The meeting, called by Lithuania, followed charges Thursday by NATO officials of a significant increase of Russian military activity — including evidence of combat soldiers — in eastern Ukraine. Russia has strongly denied such allegations.

“Russia has to stop lying and has to stop fueling this conflict,” Power said. “The mask is coming off. In these recent acts, we see Russia’s actions for what they are — a deliberate effort to support and now fight alongside illegal separatists in another sovereign country.”

Power said Russia’s actions in the past 48 hours “have spoken volumes,” and she called on the Security Council to take immediate action.

“How can we tell those countries that border Russia that their peace and sovereignty is guaranteed if we do not make our message heard on Ukraine?” she asked the council. “The cost of inaction is unacceptable.”

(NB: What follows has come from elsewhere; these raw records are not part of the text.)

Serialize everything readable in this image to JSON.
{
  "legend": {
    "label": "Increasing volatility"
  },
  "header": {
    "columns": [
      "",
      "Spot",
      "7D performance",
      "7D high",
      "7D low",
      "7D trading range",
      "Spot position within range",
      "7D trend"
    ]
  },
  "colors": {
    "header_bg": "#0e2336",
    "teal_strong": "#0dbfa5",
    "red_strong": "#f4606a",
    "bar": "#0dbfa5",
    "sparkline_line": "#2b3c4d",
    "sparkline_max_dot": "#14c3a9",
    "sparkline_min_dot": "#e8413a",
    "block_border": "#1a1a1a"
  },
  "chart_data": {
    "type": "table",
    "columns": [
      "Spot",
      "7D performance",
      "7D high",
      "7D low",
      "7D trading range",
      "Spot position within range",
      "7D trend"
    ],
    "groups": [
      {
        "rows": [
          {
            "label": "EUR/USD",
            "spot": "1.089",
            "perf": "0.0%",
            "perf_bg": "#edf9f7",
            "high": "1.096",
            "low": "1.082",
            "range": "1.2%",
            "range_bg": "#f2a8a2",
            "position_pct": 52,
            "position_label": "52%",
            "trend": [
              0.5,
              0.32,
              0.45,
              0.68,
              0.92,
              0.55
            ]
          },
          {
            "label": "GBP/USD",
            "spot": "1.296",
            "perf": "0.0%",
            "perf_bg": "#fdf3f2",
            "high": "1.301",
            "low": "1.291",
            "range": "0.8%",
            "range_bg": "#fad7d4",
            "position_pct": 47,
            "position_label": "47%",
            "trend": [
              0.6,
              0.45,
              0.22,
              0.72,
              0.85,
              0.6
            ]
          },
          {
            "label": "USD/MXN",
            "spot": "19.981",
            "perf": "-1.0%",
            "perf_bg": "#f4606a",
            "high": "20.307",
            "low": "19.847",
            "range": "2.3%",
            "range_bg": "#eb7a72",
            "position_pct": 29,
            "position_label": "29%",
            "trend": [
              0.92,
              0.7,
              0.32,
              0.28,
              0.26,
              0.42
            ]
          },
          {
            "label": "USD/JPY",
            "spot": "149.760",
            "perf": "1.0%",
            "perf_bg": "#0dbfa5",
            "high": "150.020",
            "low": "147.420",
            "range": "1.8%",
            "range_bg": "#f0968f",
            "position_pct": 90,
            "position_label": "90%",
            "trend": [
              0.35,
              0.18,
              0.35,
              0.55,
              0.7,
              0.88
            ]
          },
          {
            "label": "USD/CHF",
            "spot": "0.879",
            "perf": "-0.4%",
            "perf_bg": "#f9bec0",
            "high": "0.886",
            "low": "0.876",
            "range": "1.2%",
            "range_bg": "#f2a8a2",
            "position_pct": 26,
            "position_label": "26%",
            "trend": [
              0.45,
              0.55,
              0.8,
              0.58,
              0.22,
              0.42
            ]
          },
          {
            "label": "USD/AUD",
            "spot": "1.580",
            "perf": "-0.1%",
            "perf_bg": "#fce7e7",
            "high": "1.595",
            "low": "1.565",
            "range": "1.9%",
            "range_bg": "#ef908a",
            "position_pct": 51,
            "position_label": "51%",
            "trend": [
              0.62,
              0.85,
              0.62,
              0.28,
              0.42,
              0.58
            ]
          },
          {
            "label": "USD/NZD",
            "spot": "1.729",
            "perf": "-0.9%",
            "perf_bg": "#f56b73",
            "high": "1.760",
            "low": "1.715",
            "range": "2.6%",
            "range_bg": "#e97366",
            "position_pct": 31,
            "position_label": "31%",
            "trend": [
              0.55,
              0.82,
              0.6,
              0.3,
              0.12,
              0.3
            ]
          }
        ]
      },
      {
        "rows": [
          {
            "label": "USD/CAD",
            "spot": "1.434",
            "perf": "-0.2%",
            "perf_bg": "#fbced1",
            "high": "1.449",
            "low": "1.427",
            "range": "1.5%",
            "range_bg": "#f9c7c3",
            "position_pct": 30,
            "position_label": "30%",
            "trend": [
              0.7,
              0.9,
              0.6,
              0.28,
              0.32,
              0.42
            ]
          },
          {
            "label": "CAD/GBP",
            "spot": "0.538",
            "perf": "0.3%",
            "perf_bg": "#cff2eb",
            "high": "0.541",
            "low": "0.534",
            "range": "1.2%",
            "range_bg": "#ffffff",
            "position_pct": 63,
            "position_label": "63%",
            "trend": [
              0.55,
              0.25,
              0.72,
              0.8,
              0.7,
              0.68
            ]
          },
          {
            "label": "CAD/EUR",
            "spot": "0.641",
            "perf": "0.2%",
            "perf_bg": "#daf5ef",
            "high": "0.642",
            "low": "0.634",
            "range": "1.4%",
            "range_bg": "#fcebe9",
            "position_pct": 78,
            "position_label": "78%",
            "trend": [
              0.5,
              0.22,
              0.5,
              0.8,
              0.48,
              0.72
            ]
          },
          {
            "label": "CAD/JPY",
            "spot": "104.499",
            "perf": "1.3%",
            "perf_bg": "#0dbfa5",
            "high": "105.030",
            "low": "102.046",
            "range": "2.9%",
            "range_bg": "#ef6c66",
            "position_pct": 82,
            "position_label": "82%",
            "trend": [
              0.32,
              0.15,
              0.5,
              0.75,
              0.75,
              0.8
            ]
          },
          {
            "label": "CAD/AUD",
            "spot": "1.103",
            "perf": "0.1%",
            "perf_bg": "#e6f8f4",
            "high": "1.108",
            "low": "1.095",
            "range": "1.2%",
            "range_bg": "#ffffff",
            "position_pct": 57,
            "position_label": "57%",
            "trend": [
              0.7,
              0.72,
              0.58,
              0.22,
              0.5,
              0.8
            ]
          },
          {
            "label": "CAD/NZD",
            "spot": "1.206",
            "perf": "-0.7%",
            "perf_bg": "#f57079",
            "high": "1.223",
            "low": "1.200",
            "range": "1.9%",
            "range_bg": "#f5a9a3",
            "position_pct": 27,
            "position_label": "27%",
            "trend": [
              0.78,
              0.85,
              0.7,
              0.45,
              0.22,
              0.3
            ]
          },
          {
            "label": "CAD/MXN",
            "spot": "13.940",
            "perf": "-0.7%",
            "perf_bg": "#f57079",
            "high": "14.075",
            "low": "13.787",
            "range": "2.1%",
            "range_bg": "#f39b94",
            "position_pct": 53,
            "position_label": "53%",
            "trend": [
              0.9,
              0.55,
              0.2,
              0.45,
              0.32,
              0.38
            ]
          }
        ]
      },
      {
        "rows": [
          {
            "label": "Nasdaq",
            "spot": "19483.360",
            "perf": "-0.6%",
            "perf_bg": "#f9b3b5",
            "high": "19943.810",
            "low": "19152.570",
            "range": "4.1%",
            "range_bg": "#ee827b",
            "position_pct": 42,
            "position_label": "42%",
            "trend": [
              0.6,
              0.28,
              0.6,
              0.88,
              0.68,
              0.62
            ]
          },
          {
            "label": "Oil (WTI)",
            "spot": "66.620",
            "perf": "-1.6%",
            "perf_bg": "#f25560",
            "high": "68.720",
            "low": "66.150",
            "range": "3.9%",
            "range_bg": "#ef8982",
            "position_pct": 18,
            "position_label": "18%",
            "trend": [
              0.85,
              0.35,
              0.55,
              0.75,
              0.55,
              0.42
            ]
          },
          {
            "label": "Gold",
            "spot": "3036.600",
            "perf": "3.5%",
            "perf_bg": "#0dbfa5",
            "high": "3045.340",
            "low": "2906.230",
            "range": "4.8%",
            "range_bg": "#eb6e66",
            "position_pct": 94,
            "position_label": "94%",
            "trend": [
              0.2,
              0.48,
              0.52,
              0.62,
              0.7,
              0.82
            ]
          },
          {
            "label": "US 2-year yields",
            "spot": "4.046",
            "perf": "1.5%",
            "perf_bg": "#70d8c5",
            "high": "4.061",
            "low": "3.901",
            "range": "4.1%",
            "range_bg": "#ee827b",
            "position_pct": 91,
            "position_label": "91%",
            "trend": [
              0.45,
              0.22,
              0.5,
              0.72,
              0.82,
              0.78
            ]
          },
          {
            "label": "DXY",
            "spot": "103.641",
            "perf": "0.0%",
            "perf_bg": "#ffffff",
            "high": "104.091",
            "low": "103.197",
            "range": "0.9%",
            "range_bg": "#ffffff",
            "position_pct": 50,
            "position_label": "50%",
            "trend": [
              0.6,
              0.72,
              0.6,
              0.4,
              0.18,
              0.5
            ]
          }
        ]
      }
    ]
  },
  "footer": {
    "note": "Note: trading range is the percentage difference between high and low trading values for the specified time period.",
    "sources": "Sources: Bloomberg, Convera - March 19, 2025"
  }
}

Jeffrey Feltman, U.N. undersecretary-general for political affairs, opened the Security Council meeting by saying its immediate focus “must be to find ways to reverse the dangerous escalation of fighting that has occurred over the past 24 hours and move quickly away from armed conflict and toward political solutions and dialogue.”

Worried moms: Probe of Russian troops deaths?

Ukraine has charged that at least two convoys of Russian military equipment entered southeastern Ukraine this week to open up a third front in the fighting between Ukrainian armed forces and Russian-backed separatists in eastern regions.

More than 2,000 people have died in clashes in eastern Ukraine, according to a recent U.N. report. Russian-backed rebels have declared two regions as independent republics and the cities of Donetsk and Luhansk have been largely surrounded by Ukrainian forces.